Well, fortunately, nothing much came of the gladiator, but I wrote an essay for the local paper about a Toltec. When one is so close to another person with mystical insight and understanding, a world opens up that was not there before. People become multidimensional. They are not defined by the family, ethnicity, education, job, wealth, or any other social identifiers. They are composites of energies existing in multiple frequencies simultaneously; some parts of the expression are almost perfected, and other parts have lots of rough edges, but we see the diamonds in the rough and thus take responsibility for some of the polishing needed.
The 70s was a time when many people were still closely affiliated with the Flower Children movement. Many had dropped out, many were stoned, and most were exploring new religions and philosophies. There was perhaps less domestic stress than in the years when I was growing up, but also more wandering.

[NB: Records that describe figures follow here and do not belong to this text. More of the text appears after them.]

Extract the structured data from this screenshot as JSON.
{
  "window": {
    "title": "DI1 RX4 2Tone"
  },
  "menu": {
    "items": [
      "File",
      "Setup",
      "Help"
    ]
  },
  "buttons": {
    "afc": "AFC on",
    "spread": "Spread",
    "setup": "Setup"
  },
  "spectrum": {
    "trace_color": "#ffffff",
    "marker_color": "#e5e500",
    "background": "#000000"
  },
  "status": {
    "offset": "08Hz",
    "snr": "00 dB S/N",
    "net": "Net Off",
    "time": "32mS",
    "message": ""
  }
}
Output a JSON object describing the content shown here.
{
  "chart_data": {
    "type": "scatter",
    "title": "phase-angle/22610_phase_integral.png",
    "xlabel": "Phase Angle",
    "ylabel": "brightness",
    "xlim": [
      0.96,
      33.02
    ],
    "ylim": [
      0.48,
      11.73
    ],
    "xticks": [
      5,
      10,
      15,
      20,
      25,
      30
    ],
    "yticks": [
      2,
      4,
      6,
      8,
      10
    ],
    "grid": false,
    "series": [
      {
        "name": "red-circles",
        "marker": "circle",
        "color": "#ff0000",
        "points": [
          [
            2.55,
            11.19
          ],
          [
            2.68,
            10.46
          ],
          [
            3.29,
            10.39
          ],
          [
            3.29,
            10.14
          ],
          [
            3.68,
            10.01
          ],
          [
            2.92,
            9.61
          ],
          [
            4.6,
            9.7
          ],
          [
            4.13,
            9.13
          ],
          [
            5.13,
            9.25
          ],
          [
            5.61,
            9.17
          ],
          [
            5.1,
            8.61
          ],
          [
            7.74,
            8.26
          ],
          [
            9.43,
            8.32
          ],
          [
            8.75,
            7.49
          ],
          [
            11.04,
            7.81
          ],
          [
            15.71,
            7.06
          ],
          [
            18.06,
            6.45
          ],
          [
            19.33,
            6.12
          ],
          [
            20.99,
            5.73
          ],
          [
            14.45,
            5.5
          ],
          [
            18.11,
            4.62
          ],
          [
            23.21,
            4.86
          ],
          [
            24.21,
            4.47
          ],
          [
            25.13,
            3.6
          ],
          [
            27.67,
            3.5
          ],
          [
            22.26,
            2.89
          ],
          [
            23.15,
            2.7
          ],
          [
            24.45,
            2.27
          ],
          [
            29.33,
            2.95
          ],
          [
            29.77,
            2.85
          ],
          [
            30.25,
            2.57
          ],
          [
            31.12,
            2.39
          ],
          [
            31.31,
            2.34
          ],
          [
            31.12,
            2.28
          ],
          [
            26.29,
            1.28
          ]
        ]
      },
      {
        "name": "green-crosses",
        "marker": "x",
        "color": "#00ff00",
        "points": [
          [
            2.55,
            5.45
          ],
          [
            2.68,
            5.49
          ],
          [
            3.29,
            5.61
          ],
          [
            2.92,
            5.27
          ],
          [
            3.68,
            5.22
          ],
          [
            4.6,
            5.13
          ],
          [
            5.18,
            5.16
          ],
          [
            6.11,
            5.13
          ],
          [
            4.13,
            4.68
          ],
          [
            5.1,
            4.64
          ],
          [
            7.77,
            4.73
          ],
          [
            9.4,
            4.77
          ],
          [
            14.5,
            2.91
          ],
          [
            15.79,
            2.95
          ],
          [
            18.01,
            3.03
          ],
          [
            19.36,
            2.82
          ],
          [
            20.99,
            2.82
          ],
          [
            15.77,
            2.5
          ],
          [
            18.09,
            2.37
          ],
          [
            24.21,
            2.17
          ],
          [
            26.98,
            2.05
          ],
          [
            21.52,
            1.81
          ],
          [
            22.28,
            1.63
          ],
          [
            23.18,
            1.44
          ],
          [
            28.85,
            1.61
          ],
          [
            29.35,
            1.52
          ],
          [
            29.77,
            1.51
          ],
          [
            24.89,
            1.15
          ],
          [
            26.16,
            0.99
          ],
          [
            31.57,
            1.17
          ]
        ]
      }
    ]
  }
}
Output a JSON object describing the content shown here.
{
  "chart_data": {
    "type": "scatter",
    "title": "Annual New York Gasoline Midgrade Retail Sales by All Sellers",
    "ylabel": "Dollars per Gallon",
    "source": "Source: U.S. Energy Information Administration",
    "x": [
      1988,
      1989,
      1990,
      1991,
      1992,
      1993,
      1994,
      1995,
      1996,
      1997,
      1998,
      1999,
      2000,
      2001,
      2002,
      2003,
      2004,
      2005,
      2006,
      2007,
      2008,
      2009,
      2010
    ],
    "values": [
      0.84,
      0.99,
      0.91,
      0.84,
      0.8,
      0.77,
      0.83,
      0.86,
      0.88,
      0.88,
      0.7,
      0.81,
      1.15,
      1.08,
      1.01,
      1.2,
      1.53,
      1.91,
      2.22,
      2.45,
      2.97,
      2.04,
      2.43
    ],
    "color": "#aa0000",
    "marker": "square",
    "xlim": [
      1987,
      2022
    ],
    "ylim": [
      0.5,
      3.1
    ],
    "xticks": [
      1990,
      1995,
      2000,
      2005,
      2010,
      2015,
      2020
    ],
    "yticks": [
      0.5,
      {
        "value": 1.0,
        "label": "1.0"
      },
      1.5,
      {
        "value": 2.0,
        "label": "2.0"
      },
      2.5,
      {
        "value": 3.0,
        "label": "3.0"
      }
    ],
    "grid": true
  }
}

People were searching but had not found themselves.
The failure thus far for negotiators to agree on a cease fire in Eastern Europe suggests that the people at the table are irresponsible. They are still negotiating interests rather that accepting responsibility for loss of life, dislocation, property damage, and other issues. If a two year old comes crying to mom that his big brother took his toy and won’t give it back, the mom does not hand both children guns and tell the kids to go outside and settle the dispute themselves. She has both boys stand in front of her and she gets both to agree on the virtues of sharing so they can learn to play together.
In the present time, there are conflicts in many places, but the press is stirring up sentiments around the developments. No country is displaying excellent leadership and the international organizations are providing weapons rather than arguing for a temporary truce while a plebiscite is conducted among the people themselves. My guess is that had this been done earlier, the vote would have been different than it is now likely. If there are allegations of weapons that are a threat to those beyond the borders, inspections by international experts have to be allowed.
The press is, as usual, complicit, but the point here is that peaceful resolution requires mature and sincere delegates so just how civilized are the people sitting at the table in Belarus? More importantly, who is abusing power and who is pulling the strings of those we see on our screens?